Auch in Lichtenrade hat es in der Silvesternacht Ausschreitungen gegeben. Bild: IMAGO/Müller-Stauffenberg
Auch in Lichtenrade hat es in der Silvesternacht Ausschreitungen gegeben. Bild: IMAGO/Müller-Stauffenberg

Gewalt und Randale: Die Silvesternacht endete auch in Lichtenrade im Exzess. Das Quartiersmanagement setzt auf mehr Jugendsozialarbeit und Prävention.

Die Gewalt der Silvesternacht war für viele Lichtenrader nicht vorhersehbar. Nach und nach lässt sich das ganze Ausmaß erahnen.

Ein Bericht der Senatsinnenverwaltung lässt das Geschehen Revue passieren. „Im Laufe des Feuerwehreinsatzes wurden aus einer Personengruppe heraus Fahrzeuge und Einsatzkräfte der Berliner Feuerwehr angegriffen“, heißt es im nüchternen Amtsdeutsch. „Zunächst sprühte eine vermummte tatverdächtige Person Reizgas in Richtung der Einsatzkräfte. Kurz darauf erschienen mehrere Personen, die Eisenstangen in Richtung der eingesetzten Kräfte der Berliner Feuerwehr warfen und diese mit Pyrotechnik beschossen.“

Barriere aus brennendem Müll

Auf der Fahrbahn der Groß-Ziethener Straße errichteten die Randalierer eine Sperre aus Müll und setzten sie in Flammen. Dort hielten sich 60 bis 80 Menschen auf. Mit Wurfgeschossen und Pyrotechnik attackierten sie Polizisten und Feuerwehrleute. Zwei
Einsatzfahrzeuge der Polizei wurden beschädigt. Gegen einen Tatverdächtigen wird wegen des Verdachts des tätlichen Angriffs auf Vollstreckungsbeamte ermittelt.

Der Bericht findet sich in der Antwort von Innenstaatssekretär Torsten Akmann auf eine parlamentarische Anfrage des Tempelhof-Schöneberger Abgeordneten Christian Zander (CDU). Das Schreiben wirft viele Fragen auf. Zum Beispiel: Was können und müssen die Behörden tun, damit sich solche Exzesse vor allem jugendlicher Täter nicht wiederholen?
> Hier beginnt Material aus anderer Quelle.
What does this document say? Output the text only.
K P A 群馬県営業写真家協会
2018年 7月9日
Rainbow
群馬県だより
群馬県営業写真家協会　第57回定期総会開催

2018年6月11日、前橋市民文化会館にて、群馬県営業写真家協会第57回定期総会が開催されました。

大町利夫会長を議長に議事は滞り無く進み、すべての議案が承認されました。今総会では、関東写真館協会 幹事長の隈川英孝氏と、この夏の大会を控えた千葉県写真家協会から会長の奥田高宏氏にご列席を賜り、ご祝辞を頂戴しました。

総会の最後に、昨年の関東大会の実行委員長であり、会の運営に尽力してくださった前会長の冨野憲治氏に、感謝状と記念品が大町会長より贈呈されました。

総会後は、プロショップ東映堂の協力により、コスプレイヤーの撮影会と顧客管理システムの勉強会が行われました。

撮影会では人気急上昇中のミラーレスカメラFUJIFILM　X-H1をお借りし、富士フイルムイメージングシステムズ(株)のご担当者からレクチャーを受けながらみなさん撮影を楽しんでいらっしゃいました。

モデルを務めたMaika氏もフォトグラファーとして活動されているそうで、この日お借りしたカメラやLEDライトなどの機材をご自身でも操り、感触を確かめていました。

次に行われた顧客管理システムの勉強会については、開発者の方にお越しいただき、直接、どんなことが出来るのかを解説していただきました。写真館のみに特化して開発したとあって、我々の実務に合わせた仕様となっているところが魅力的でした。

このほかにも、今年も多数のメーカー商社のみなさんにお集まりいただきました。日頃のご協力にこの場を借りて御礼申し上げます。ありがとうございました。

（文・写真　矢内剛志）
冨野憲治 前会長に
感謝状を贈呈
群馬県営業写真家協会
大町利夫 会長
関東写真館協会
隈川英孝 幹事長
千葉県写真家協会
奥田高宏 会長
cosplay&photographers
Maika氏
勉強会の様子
Aus Sicht des Quartiersmanagements Nahariya-Straße (QM) liegt die Lösung auf der Hand: mehr Gewaltprävention und Jugendsozialarbeit. „Das Ausmaß der Ausschreitungen an Silvester war für uns überraschend“, sagt QM-Mitarbeiter Peter Pulm. „Allerdings ist schon länger klar, dass die Jugendsozialarbeit und Gewaltprävention im Quartier ausgebaut werden müssen.“

„Jugendliche brauchen zusätzliche Angebote“

Jugendliche brauchten mehr Angebote auch außerhalb der Jugendfreizeiteinrichtungen und der bestehenden Jugendsozialarbeit, zum Beispiel Treffpunkte, wo sie unter sich sein können oder Jugendsozialarbeit in den Abendstunden, so Pulm. „Wir benötigen mehr Projekte in dieser Richtung, die mittel- oder langfristig über den Bezirks- oder Landeshaushalt finanziert werden. Das würde mehr Planungssicherheit als bei kurzzeitigen Förderungen aus Programmmitteln bedeuten.“

Auch an der Nahariya-Grundschule sollten Schulsozialarbeit und Gewaltprävention gestärkt werden, so der Quartiersmanager: „Neue Ansätze gibt es schon. Zum Beispiel wird dort in Kooperation mit dem benachbarten Kinder- und Jugendhaus Fair- und Funboxen angeboten. Wir als QM fördern das Projekt.“ Die Verantwortung für die Ausschreitungen der Silvesternacht lasse sich schwer zuweisen. Sie liege auch nicht bei der Nahariya-Schule. „Die Schule könnte aber ein guter Ankerpunkt für gewaltpräventive Arbeit im Quartier sein“, sagt Pulm.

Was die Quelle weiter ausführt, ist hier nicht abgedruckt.